“Oh, pshaw!” cried Herbert, impatiently; “just as soon as a man begins to go into Society a little you say he’s got the Swelled Head. It’s simply because you’re jealous of my success—but what’s the matter, John? Are you ill?”
For his brother was leaning against the table, his hand pressed to his heart and his face white with an awful fear.
“Merciful heavens!” John exclaimed; “a sure and unfailing sign; the poor boy is stricken already and does not know it. But he shall be saved!”
One night John persuaded his brother to attend a meeting of the poker class, by telling him that two German gentlemen who had played the game just enough to think they knew it all were going to be present.
Herbert accepted the invitation chiefly because he knew he would not meet any one he had borrowed money from, and was given a kindly welcome by his old associates, although, owing to the peculiar nature of his disease, he had failed to recognize several of them when he met them in the street the week before.

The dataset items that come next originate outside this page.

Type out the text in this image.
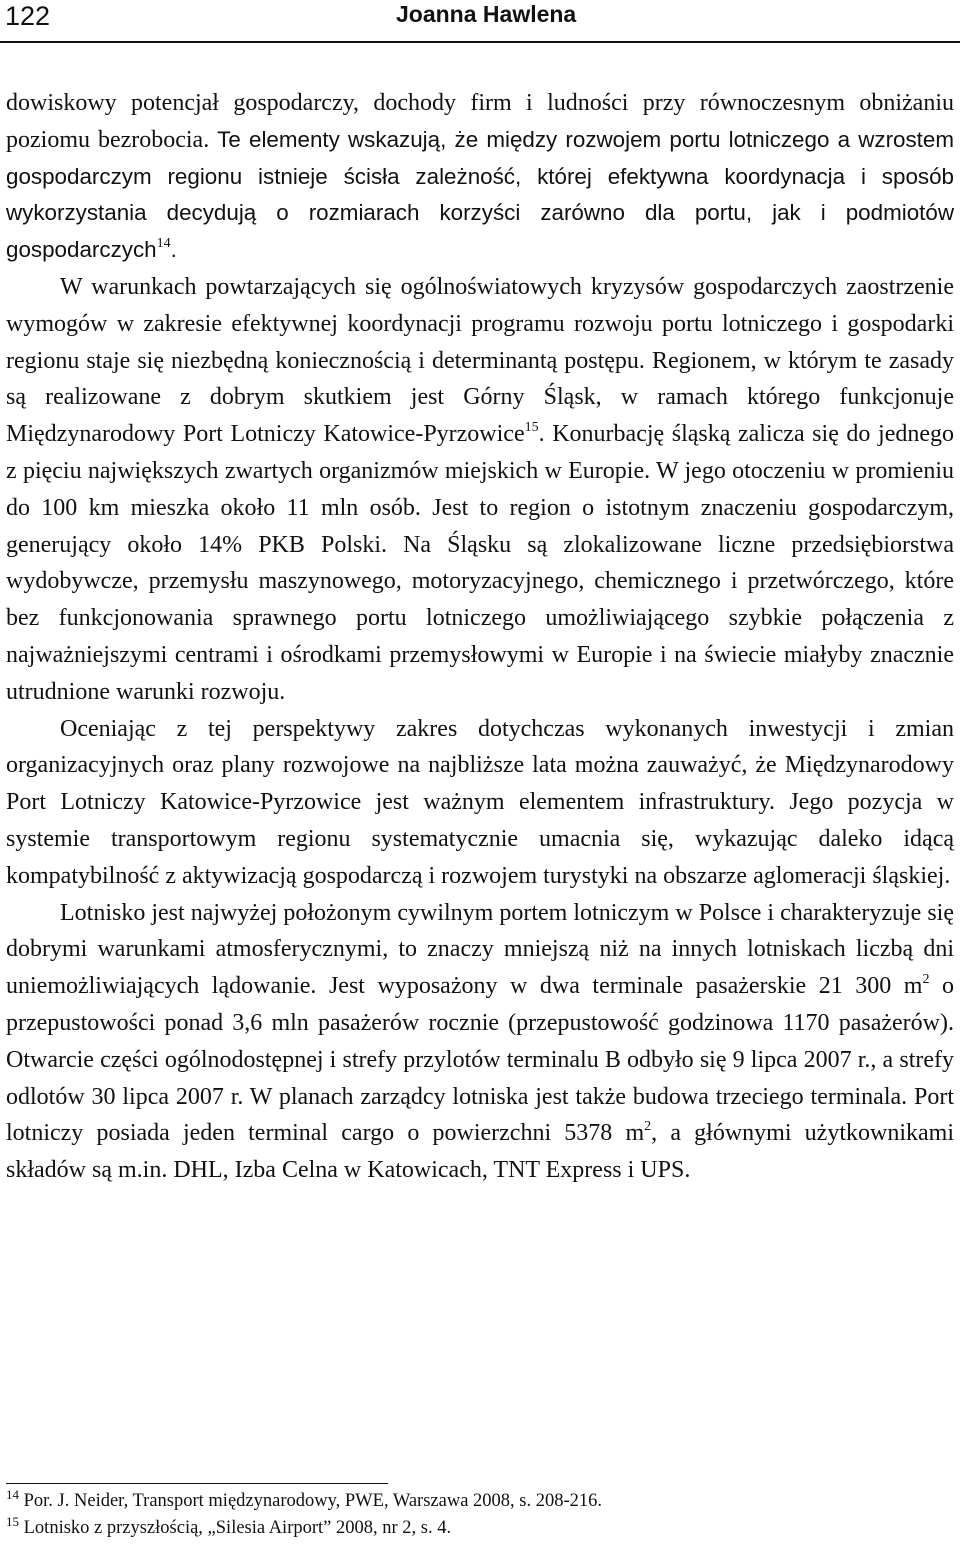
122	Joanna Hawlena

dowiskowy potencjał gospodarczy, dochody firm i ludności przy równoczesnym obniżaniu poziomu bezrobocia. Te elementy wskazują, że między rozwojem portu lotniczego a wzrostem gospodarczym regionu istnieje ścisła zależność, której efektywna koordynacja i sposób wykorzystania decydują o rozmiarach korzyści zarówno dla portu, jak i podmiotów gospodarczych$^{14}$.

W warunkach powtarzających się ogólnoświatowych kryzysów gospodarczych zaostrzenie wymogów w zakresie efektywnej koordynacji programu rozwoju portu lotniczego i gospodarki regionu staje się niezbędną koniecznością i determinantą postępu. Regionem, w którym te zasady są realizowane z dobrym skutkiem jest Górny Śląsk, w ramach którego funkcjonuje Międzynarodowy Port Lotniczy Katowice-Pyrzowice$^{15}$. Konurbację śląską zalicza się do jednego z pięciu największych zwartych organizmów miejskich w Europie. W jego otoczeniu w promieniu do 100 km mieszka około 11 mln osób. Jest to region o istotnym znaczeniu gospodarczym, generujący około 14% PKB Polski. Na Śląsku są zlokalizowane liczne przedsiębiorstwa wydobywcze, przemysłu maszynowego, motoryzacyjnego, chemicznego i przetwórczego, które bez funkcjonowania sprawnego portu lotniczego umożliwiającego szybkie połączenia z najważniejszymi centrami i ośrodkami przemysłowymi w Europie i na świecie miałyby znacznie utrudnione warunki rozwoju.

Oceniając z tej perspektywy zakres dotychczas wykonanych inwestycji i zmian organizacyjnych oraz plany rozwojowe na najbliższe lata można zauważyć, że Międzynarodowy Port Lotniczy Katowice-Pyrzowice jest ważnym elementem infrastruktury. Jego pozycja w systemie transportowym regionu systematycznie umacnia się, wykazując daleko idącą kompatybilność z aktywizacją gospodarczą i rozwojem turystyki na obszarze aglomeracji śląskiej.

Lotnisko jest najwyżej położonym cywilnym portem lotniczym w Polsce i charakteryzuje się dobrymi warunkami atmosferycznymi, to znaczy mniejszą niż na innych lotniskach liczbą dni uniemożliwiających lądowanie. Jest wyposażony w dwa terminale pasażerskie 21 300 $m^2$ o przepustowości ponad 3,6 mln pasażerów rocznie (przepustowość godzinowa 1170 pasażerów). Otwarcie części ogólnodostępnej i strefy przylotów terminalu B odbyło się 9 lipca 2007 r., a strefy odlotów 30 lipca 2007 r. W planach zarządcy lotniska jest także budowa trzeciego terminala. Port lotniczy posiada jeden terminal cargo o powierzchni 5378 $m^2$, a głównymi użytkownikami składów są m.in. DHL, Izba Celna w Katowicach, TNT Express i UPS.

$^{14}$ Por. J. Neider, Transport międzynarodowy, PWE, Warszawa 2008, s. 208-216.
$^{15}$ Lotnisko z przyszłością, „Silesia Airport” 2008, nr 2, s. 4.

To be sure, he cast a slight gloom over the company by calling for sherry when the rest of the company were drinking the old stuff; but that was pardoned because of his unfortunate tea-drinking propensities, and the game went on merrily.
Something of the old light came back into the boy’s eye as the pile of chips in front of him began to grow apace; and the old glad smile lit up his face once more as Baron Snoozer laid down two big pair only to be confronted by Herbert’s three little fellows.
And yet still he called for sherry.
But it is always the unexpected that happens. Just as the game broke up the waiter informed John Dovetail that there was a gentleman down-stairs who wished to see him.